Valentine Meydit-Giannoni, Grignan / Le paysage chez Philippe Jaccottet comme cahier de verdure

Jaccot­tet héri­tier de Rousseau

La poé­tique de Jac­cot­tet se situe dans une expé­rience visuelle qui va elle-même trou­ver son accom­plis­se­ment à Gri­gnan. Le « cahier de ver­dure » du lieu est bien dif­fé­rent du bas­sin léma­nique. Néan­moins, fidèle à Rous­seau et ses dépla­ce­ments, Jac­cot­tet trouve en Haute Pro­vence une dia­lec­tique de la pré­sence et de l’absence, du visible et de sa dou­blure d’invisible.
Valen­tine Meydit-Giannoni le montre par la méta­mor­phose d’un tra­vail uni­ver­si­taire (dans la suite des tra­vaux de Merleau-Ponty, Gil­bert Durand, Ricoeur entre autres) en un hom­mage et une ouver­ture. L’œuvre de Jac­cot­tet (avec celle de Bon­ne­foy) reste un en effet un des musts des études uni­ver­si­taires sur la poé­sie du temps. Mais la jeune cher­cheuse illustre de manière impres­sive com­ment chez le pre­mier la Drôme est deve­nue son « lieu d’une habi­ta­tion poé­tique du monde et de la langue » (sous-titre de son livre).

Dans des temps de doute, l’œuvre change le vide en plein. Jac­cot­tet rend sen­sible l’évidence pay­sa­gère par ses sou­ve­nirs du pré­sent. A tra­vers les mots, le poète dédouble en per­ma­nence la per­cep­tion.
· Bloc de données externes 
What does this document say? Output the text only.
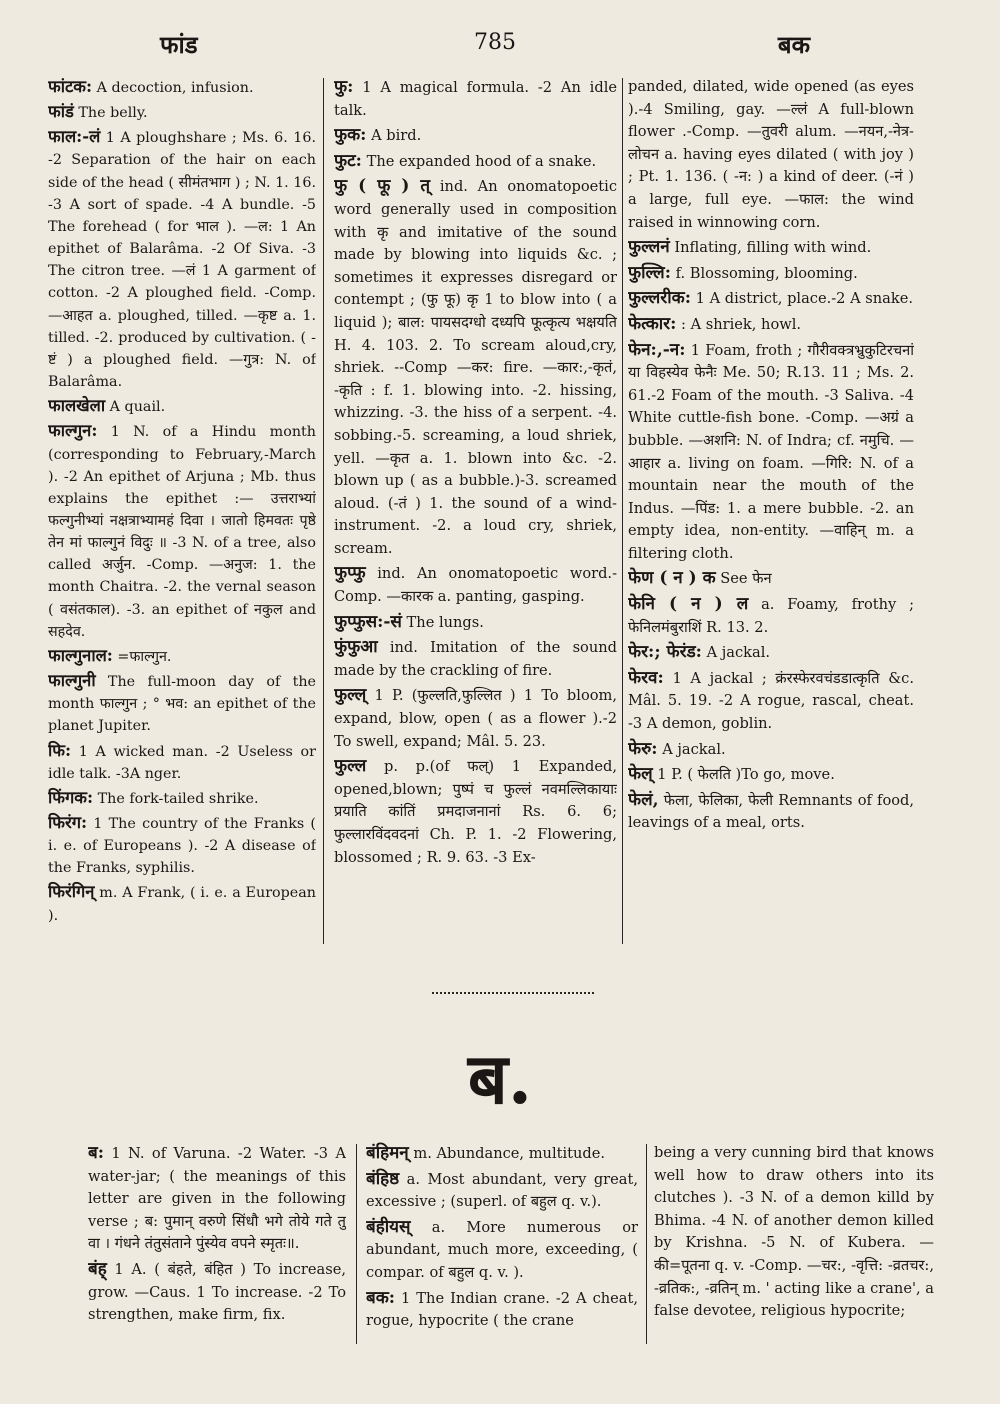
फांड	785	बक

फांटक: A decoction, infusion.

फांडं The belly.

फाल:-लं 1 A ploughshare ; Ms. 6. 16. -2 Separation of the hair on each side of the head ( सीमंतभाग ) ; N. 1. 16. -3 A sort of spade. -4 A bundle. -5 The forehead ( for भाल ). —ल: 1 An epithet of Balarâma. -2 Of Siva. -3 The citron tree. —लं 1 A garment of cotton. -2 A ploughed field. -Comp. —आहत a. ploughed, tilled. —कृष्ट a. 1. tilled. -2. produced by cultivation. ( -ष्टं ) a ploughed field. —गुत्र: N. of Balarâma.

फालखेला A quail.

फाल्गुन: 1 N. of a Hindu month (corresponding to February,-March ). -2 An epithet of Arjuna ; Mb. thus explains the epithet :— उत्तराभ्यां फल्गुनीभ्यां नक्षत्राभ्यामहं दिवा । जातो हिमवतः पृष्ठे तेन मां फाल्गुनं विदुः ॥ -3 N. of a tree, also called अर्जुन. -Comp. —अनुज: 1. the month Chaitra. -2. the vernal season ( वसंतकाल). -3. an epithet of नकुल and सहदेव.

फाल्गुनाल: =फाल्गुन.

फाल्गुनी The full-moon day of the month फाल्गुन ; ° भव: an epithet of the planet Jupiter.

फि: 1 A wicked man. -2 Useless or idle talk. -3A nger.

फिंगक: The fork-tailed shrike.

फिरंग: 1 The country of the Franks ( i. e. of Europeans ). -2 A disease of the Franks, syphilis.

फिरंगिन् m. A Frank, ( i. e. a European ).

फु: 1 A magical formula. -2 An idle talk.

फुक: A bird.

फुट: The expanded hood of a snake.

फु ( फू ) त् ind. An onomatopoetic word generally used in composition with कृ and imitative of the sound made by blowing into liquids &c. ; sometimes it expresses disregard or contempt ; (फु फू) कृ 1 to blow into ( a liquid ); बाल: पायसदग्धो दध्यपि फूत्कृत्य भक्षयति H. 4. 103. 2. To scream aloud,cry, shriek. --Comp —कर: fire. —कार:,-कृतं, -कृति : f. 1. blowing into. -2. hissing, whizzing. -3. the hiss of a serpent. -4. sobbing.-5. screaming, a loud shriek, yell. —कृत a. 1. blown into &c. -2. blown up ( as a bubble.)-3. screamed aloud. (-तं ) 1. the sound of a wind-instrument. -2. a loud cry, shriek, scream.

फुप्फु ind. An onomatopoetic word.-Comp. —कारक a. panting, gasping.

फुप्फुस:-सं The lungs.

फुंफुआ ind. Imitation of the sound made by the crackling of fire.

फुल्ल् 1 P. (फुल्लति,फुल्लित ) 1 To bloom, expand, blow, open ( as a flower ).-2 To swell, expand; Mâl. 5. 23.

फुल्ल p. p.(of फल्) 1 Expanded, opened,blown; पुष्पं च फुल्लं नवमल्लिकायाः प्रयाति कांतिं प्रमदाजनानां Rs. 6. 6; फुल्लारविंदवदनां Ch. P. 1. -2 Flowering, blossomed ; R. 9. 63. -3 Ex-

panded, dilated, wide opened (as eyes ).-4 Smiling, gay. —ल्लं A full-blown flower .-Comp. —तुवरी alum. —नयन,-नेत्र-लोचन a. having eyes dilated ( with joy ) ; Pt. 1. 136. ( -न: ) a kind of deer. (-नं ) a large, full eye. —फाल: the wind raised in winnowing corn.

फुल्लनं Inflating, filling with wind.

फुल्लि: f. Blossoming, blooming.

फुल्लरीक: 1 A district, place.-2 A snake.

फेत्कार: : A shriek, howl.

फेन:,-न: 1 Foam, froth ; गौरीवक्त्रभ्रुकुटिरचनां या विहस्येव फेनैः Me. 50; R.13. 11 ; Ms. 2. 61.-2 Foam of the mouth. -3 Saliva. -4 White cuttle-fish bone. -Comp. —अग्रं a bubble. —अशनि: N. of Indra; cf. नमुचि. —आहार a. living on foam. —गिरि: N. of a mountain near the mouth of the Indus. —पिंड: 1. a mere bubble. -2. an empty idea, non-entity. —वाहिन् m. a filtering cloth.

फेण ( न ) क See फेन

फेनि ( न ) ल a. Foamy, frothy ; फेनिलमंबुराशिं R. 13. 2.

फेर:; फेरंड: A jackal.

फेरव: 1 A jackal ; क्रंरस्फेरवचंडडात्कृति &c. Mâl. 5. 19. -2 A rogue, rascal, cheat. -3 A demon, goblin.

फेरु: A jackal.

फेल् 1 P. ( फेलति )To go, move.

फेलं, फेला, फेलिका, फेली Remnants of food, leavings of a meal, orts.

ब.

ब: 1 N. of Varuna. -2 Water. -3 A water-jar; ( the meanings of this letter are given in the following verse ; ब: पुमान् वरुणे सिंधौ भगे तोये गते तु वा । गंधने तंतुसंताने पुंस्येव वपने स्मृतः॥.

बंह् 1 A. ( बंहते, बंहित ) To increase, grow. —Caus. 1 To increase. -2 To strengthen, make firm, fix.

बंहिमन् m. Abundance, multitude.

बंहिष्ठ a. Most abundant, very great, excessive ; (superl. of बहुल q. v.).

बंहीयस् a. More numerous or abundant, much more, exceeding, ( compar. of बहुल q. v. ).

बक: 1 The Indian crane. -2 A cheat, rogue, hypocrite ( the crane

being a very cunning bird that knows well how to draw others into its clutches ). -3 N. of a demon killd by Bhima. -4 N. of another demon killed by Krishna. -5 N. of Kubera. —की=पूतना q. v. -Comp. —चर:, -वृत्ति: -व्रतचर:, -व्रतिक:, -व्रतिन् m. ' acting like a crane', a false devotee, religious hypocrite;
Ce qui s’éboule ou s’assèche, Jac­cot­tet le relève selon divers plans où la poé­sie — lorsqu’elle sort des Car­nets - voit le « je » dis­pa­raître au pro­fit de mots « déman­geurs ». Ils décapent les appa­rences afin que tout fer­mente, dérange l’ordre du monde en un parti pris des choses bien dif­fé­rent de celui d’un Ponge.
L’intervention poé­tique crée un dis­po­si­tif de trans­port d’images optiques où aux champs de neige font place ali­gne­ments d’oliviers et champs de lavande. Preuve, comme le sou­ligne la jeune auteure, que la poé­sie « pay­sa­gère » reste autant mou­ve­ment du temps. Les textes du Vau­dois pro­longent les cycles dans des jeux de rémi­nis­cences. En jaillit une recon­nais­sance atten­tive et inédite de la Haute Pro­vence. Elle est entraî­née dans une suite de méta­mor­phoses et d’impressions à la fois inhé­rentes aux lieux mais tout autant déta­chées de leur contexte.

Le cumul des affects pro­vo­qués par la per­cep­tion réin­tègre la vie dans un cir­cuit qui se moque de la perte d’énergie que la vieillesse apporte. Le poète invente une sus­pen­sion du monde objec­tif au sein d’une sai­sie phy­sique dont les mots deviennent les inter­faces de sin­gu­la­rité. Elles ramènent à la rétine des images inédites qui rendent pré­sent jusqu’à une cer­taine absence.
Le jeu appa­rem­ment libre de l’imaginaire ne peut néan­moins exis­ter sans le cadastre drô­mois dont l’auteur sai­sit l’essence tout en ne le pri­vant jamais de sa vie à laquelle tant d’autres poètes oublient de faire une place dans ce qui, en elle, se dérobe et qu’ils laissent échap­per. La Haute Pro­vence devient « l’immobile foyer de tout mou­ve­ment » qui per­met au poète de se remettre an che­min. Preuve qu’entre lui et Rous­seau, et au-delà des époques, existent l’immédiateté et la per­sis­tance d’une parole de la nature. Les deux en retiennent comme l’écrit Jac­cot­tet l’insistance « tou­jours aussi vive et déci­sive, comme une décou­verte chaque fois sur­pre­nante » capable de lut­ter contre l’angoisse inhé­rente à l’humain.

jean-paul gavard-perret

Valen­tine Meydit-Giannoni, « Gri­gnan / Le pay­sage chez Phi­lippe Jac­cot­tet comme cahier de ver­dure »,  Edi­tions Marie Delarbre, coll. Théo­ries, Gri­gnan 2016.